El Sueño de los Muertos

Era el Día de los Muertos, y ella estaba allí. Como el año anterior, y el anterior, y todos aquellos desde que mis ojos recuerdan. Estaba sentada en el suelo polvoriento, junto a un puesto ambulante de dulces tradicionales que exhibía el mejor pan de muerto de México, viendo pasar la cabalgata de disfraces. Miles de personas vestidas de monstruos y espíritus, riendo, chillando, cantando, bailando. Vampiros, hombres lobo, zombis, padres de familia, amigos borrachos, niños alegres, velas encendidas, tambores y flautas silbando. Todos celebrando, de supersticiosos a creyentes, fiesteros y vulgares. Todos salvo la niña de rostro ceniciento y pupilas dilatadas quien, disfrazada de su alma, vestía de blanco y su faz era una máscara de tristeza, y sus ojos negros como simas, como la noche sin luna, ojos de lágrimas resecas que escrutaban las calles y las caras y los trajes, buscando, siempre buscando, movida por un hambre insaciable, por un anhelo inalcanzable.
Aguardaba, silenciosa, ajena al bullicio, como un fantasma espectador que regresa al mundo de los vivos por una noche para ver a un ser querido pero sin poder hacerse presente. Sufriendo más que nadie, pues estaba tan cerca y tan lejos de lo ansiado.
Ante ella desfilaron una bruja que leía el destino, un demonio que vendía la vida, un alma en pena que lloraba, una Catrina que ofrecía flores. Pero no hizo caso a ninguno, pues nadie de entre ellos podría realizar su deseo. Pasó también un ángel pálido que cosechaba con su gran guadaña negra. La dama de gris y sombras le sostuvo la mirada, oscura como el cielo sin estrellas. Después esos ojos negaron y retomó su camino en la procesión. La chiquilla observó su esperanza desvanecerse en la marabunta de cuerpos y cadáveres, de polvo y humo, y se quedó sentada, de nuevo, en el sucio pavimento.
La noche llegó a su fin y con ella la celebración. La gente regresó a sus casas y los espíritus a sus sepulcros. La niña se quedó dormida con su vestidito blanco y los ojillos cerrados, soñando mares negros con rostros de muertos. Una vez más, había pasado su oportunidad.

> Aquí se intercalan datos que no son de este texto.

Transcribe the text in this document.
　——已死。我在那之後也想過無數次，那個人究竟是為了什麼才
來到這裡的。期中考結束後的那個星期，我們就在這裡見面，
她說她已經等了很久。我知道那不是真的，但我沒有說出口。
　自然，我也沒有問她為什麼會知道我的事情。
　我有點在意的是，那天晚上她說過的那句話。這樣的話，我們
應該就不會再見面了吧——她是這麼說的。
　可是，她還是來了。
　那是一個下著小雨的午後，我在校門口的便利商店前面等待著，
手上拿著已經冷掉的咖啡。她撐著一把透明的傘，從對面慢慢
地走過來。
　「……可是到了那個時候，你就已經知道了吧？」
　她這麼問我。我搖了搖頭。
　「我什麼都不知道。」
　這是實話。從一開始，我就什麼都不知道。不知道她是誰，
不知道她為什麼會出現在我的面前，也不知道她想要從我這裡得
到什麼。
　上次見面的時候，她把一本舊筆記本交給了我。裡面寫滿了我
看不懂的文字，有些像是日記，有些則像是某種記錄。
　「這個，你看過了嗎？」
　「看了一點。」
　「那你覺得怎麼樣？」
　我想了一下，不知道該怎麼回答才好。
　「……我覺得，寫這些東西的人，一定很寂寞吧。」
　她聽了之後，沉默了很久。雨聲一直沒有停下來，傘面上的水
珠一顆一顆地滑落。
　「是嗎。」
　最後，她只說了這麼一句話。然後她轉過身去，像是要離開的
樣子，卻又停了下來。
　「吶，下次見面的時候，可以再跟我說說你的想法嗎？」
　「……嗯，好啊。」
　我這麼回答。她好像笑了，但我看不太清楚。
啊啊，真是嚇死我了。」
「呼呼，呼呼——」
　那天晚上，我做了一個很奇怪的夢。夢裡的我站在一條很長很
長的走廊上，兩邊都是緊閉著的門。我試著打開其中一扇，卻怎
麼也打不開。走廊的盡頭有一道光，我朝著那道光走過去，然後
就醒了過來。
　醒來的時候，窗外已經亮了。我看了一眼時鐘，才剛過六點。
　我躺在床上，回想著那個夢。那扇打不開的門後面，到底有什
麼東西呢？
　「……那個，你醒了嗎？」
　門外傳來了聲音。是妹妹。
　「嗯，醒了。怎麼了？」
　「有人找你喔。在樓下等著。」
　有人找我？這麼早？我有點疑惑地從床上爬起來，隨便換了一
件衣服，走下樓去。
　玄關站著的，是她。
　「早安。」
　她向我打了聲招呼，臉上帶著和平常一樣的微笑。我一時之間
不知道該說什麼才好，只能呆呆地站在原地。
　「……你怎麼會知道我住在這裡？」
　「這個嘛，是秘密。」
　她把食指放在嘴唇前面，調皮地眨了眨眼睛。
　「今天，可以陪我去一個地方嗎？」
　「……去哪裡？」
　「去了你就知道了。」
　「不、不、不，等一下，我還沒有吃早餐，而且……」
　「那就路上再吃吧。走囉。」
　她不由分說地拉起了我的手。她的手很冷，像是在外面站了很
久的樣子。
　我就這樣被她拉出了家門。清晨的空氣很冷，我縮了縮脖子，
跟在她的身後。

Pero seguiría esperando. El próximo año también estaría allí, junto al puesto de dulces, y al siguiente, y al siguiente. Las demás personas irían y vendrían, algunas ya no volverían, pero ella permanecería, inamovible como una roca erosionada, vigilante como un árbol centenario, aguardando, paciente, eterna. Esperando un oráculo de bruja, un pacto de diablo, un secreto de ánima doliente, una flor de la calavera. Esperando que la dama de gris le tendiese la mano, rogando vislumbrar en la noche las figuras que su memoria atesoraba.
Y, como cada Día de los Muertos, acabaría la víspera y ella seguirá sola, sin hallar lo que buscaba, sin encontrar a quienes añoraba, entre los vivos disfrazados de muertos y las almas vestidas de anhelos.